The county chamber of commerce had argued that there is no evidence that the Ojibwe have used or plan to use the area and that it’s unreasonable to prohibit the expansion because of “a remote chance it might at some undefined future date become a focus of an Ojibwe gathering.”
Tribes have been fighting to continue hunting, fishing and gathering on the land since the 1854 Treaty was ratified, despite it being a right Ojibwe people had for countless generations before they negotiated and signed the treaty. Joseph Bauerkemper, an associate professor at the University of Minnesota – Duluth who researches Indigenous governance and federal and state policy regarding tribal nations, said it’s important to remember that the treaty didn’t give Indigenous people these rights, but the rights of the U.S. government and settlers are dependent on the treaty.

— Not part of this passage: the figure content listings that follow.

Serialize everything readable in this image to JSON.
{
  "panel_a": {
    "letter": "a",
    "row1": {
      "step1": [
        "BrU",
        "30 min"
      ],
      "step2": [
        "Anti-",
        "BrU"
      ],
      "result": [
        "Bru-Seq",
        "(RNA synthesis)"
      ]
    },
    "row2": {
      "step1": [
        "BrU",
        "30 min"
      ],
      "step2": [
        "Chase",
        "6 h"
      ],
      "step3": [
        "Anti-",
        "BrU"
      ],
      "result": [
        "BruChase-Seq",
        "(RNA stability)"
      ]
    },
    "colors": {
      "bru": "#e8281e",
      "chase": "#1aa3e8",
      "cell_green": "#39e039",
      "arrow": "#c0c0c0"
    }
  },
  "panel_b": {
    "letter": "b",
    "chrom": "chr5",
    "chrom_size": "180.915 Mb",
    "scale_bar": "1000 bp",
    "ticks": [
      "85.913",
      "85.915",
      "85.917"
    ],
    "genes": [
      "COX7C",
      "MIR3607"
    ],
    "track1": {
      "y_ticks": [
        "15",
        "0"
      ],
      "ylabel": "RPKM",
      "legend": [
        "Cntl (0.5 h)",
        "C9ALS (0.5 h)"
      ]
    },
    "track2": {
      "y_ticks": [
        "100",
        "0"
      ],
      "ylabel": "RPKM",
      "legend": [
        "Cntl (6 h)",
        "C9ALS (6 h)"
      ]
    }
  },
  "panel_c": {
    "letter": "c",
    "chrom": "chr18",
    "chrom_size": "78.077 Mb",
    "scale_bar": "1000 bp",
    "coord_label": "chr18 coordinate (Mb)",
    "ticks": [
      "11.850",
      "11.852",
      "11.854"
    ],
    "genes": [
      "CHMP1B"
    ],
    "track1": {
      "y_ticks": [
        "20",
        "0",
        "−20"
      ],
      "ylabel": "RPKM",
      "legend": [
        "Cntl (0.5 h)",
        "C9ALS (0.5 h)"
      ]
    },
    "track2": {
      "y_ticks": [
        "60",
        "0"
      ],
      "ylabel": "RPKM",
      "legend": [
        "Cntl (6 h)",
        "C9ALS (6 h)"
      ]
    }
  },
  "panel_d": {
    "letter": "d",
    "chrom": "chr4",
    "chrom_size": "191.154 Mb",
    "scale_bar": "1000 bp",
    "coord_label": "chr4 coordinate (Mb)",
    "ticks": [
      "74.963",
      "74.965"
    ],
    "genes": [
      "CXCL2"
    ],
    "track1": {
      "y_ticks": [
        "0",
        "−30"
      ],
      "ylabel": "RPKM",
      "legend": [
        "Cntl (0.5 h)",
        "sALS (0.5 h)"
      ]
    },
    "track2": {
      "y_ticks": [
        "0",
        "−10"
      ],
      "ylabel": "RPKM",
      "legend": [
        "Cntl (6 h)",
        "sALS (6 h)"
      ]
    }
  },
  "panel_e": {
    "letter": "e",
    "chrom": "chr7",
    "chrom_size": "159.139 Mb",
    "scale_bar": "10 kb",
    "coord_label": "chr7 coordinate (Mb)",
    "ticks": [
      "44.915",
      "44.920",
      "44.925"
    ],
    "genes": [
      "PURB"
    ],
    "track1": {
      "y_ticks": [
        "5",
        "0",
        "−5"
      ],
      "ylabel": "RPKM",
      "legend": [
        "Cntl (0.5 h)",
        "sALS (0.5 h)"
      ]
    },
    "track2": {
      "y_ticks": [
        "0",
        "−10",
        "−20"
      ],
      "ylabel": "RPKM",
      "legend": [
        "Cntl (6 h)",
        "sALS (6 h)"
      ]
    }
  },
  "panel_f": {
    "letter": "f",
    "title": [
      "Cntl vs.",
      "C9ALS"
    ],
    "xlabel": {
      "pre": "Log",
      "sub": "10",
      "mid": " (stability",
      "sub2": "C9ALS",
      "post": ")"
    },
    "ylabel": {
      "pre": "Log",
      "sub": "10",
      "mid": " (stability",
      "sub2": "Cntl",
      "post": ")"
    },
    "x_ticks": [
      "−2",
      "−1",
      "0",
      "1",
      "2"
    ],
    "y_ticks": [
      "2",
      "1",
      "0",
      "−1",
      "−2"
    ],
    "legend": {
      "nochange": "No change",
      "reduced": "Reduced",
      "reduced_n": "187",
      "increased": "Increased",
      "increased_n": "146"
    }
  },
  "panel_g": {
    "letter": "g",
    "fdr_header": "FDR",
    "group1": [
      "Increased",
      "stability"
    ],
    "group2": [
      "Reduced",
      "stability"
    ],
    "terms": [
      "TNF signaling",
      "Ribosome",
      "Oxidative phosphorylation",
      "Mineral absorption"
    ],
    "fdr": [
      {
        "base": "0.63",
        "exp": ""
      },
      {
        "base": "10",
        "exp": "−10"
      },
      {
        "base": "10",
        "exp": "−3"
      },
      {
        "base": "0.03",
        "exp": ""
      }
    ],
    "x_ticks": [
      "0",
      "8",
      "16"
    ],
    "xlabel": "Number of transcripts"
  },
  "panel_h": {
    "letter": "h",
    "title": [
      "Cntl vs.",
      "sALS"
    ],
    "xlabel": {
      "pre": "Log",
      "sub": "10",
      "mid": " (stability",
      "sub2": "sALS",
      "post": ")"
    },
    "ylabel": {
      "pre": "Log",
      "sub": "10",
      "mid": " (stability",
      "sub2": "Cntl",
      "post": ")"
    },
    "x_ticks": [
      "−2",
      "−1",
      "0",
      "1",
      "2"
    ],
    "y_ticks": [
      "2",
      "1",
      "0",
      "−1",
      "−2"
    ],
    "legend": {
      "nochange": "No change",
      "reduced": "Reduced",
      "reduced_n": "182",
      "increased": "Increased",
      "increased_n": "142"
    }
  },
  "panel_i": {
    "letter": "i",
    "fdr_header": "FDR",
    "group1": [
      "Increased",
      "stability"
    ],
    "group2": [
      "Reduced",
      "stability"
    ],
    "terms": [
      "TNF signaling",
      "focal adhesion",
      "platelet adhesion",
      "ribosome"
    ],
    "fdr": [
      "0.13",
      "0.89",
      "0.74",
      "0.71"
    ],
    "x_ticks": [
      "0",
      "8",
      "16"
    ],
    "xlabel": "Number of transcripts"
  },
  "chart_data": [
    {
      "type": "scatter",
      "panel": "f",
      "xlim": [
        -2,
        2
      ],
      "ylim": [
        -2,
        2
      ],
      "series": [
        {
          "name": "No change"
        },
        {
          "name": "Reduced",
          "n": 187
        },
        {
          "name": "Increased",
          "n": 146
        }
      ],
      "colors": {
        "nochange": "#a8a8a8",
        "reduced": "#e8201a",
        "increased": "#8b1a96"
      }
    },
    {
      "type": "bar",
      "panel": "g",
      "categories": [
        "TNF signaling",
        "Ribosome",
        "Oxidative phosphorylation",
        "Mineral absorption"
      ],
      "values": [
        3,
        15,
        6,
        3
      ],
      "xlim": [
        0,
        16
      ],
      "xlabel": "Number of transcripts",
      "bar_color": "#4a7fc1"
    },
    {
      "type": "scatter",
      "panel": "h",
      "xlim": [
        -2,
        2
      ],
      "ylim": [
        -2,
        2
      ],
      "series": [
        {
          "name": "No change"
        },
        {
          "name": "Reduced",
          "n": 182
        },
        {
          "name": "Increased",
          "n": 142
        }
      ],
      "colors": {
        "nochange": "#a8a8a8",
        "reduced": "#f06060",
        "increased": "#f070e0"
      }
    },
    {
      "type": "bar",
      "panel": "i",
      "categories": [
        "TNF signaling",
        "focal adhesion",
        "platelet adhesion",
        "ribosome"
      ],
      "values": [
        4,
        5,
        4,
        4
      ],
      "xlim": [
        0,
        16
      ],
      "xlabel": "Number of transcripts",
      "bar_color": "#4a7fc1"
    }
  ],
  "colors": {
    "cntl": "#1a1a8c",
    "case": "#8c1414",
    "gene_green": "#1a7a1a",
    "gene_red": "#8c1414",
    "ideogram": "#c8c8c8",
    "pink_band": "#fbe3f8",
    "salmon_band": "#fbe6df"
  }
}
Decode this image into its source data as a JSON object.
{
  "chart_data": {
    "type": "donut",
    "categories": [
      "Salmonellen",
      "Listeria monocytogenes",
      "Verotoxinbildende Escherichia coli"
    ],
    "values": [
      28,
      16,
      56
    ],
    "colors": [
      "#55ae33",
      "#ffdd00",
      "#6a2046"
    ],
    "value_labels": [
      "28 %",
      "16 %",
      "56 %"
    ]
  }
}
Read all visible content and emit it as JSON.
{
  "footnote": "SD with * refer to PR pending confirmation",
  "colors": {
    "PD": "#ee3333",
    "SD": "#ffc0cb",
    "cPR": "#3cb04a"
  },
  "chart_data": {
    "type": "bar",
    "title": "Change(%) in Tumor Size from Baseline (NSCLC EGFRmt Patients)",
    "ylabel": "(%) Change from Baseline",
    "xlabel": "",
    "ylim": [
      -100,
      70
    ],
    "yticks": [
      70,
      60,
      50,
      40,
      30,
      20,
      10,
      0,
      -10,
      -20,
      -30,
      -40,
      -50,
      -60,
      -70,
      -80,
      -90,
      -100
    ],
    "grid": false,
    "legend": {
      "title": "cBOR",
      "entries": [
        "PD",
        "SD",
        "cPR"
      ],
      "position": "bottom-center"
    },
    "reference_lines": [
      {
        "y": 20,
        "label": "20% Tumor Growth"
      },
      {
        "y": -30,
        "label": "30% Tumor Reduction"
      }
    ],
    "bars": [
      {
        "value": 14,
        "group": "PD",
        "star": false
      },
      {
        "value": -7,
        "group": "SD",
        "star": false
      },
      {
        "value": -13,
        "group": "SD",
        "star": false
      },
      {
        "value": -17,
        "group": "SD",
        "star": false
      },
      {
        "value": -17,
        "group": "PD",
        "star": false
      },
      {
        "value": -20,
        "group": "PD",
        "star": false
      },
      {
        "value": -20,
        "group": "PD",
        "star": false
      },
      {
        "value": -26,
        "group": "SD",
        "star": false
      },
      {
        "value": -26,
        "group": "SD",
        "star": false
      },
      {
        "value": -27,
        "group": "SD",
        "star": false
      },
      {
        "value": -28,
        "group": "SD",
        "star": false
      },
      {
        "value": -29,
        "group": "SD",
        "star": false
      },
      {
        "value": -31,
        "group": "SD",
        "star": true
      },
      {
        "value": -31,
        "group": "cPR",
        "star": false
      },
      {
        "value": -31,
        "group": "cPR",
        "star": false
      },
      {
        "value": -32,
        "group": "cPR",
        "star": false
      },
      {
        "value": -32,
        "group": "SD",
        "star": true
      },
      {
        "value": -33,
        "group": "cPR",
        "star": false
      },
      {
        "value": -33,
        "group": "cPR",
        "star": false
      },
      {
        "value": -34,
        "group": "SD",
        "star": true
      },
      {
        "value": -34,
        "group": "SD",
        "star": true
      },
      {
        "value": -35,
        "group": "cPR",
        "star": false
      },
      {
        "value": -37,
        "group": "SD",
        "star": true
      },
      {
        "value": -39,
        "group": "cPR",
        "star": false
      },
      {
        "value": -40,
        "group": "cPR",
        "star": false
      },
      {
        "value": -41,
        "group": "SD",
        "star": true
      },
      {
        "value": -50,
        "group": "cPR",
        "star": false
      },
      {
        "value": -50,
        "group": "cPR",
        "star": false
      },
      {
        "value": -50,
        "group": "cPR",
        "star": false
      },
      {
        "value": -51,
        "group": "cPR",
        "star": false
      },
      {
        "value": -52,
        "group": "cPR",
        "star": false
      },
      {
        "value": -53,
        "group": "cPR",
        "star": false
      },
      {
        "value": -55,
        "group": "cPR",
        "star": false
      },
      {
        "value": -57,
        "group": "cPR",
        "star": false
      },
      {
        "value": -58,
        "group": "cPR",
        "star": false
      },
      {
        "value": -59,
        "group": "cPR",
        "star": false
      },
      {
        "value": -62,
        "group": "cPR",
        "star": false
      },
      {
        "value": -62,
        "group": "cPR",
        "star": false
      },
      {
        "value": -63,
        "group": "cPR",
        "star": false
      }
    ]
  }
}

“I can live here because of that treaty,” he said. “That permission is fragile though. We are obligated to not do things that infringe on tribal rights or that undermines their resources.”
More visibility
What the 1854 Treaty Authority and others are doing is trying to educate the community about the treaty and the rights established in it. Road signs have been popping up in the last couple months that mark the 1854 Treaty boundaries, including one on Highway 61 near Grand Portage State Park. Former Grand Portage Chairman Norman Deschampe began the process when he requested signs on the boundaries over a decade ago. Levi Brown, director of tribal affairs for the Minnesota Department of Transportation and a member of the Leech Lake Band of Ojibwe, said the signs are a way to remind people of the treaty and how non-Ojibwe people can live in the region because of it. He said it’s important for the community and state to recognize and honor the rights of the tribes in the territory.
“This helps acknowledge the treaties,” he said. “I hope that visibility encourages discussion about what the treaties are and what they mean.”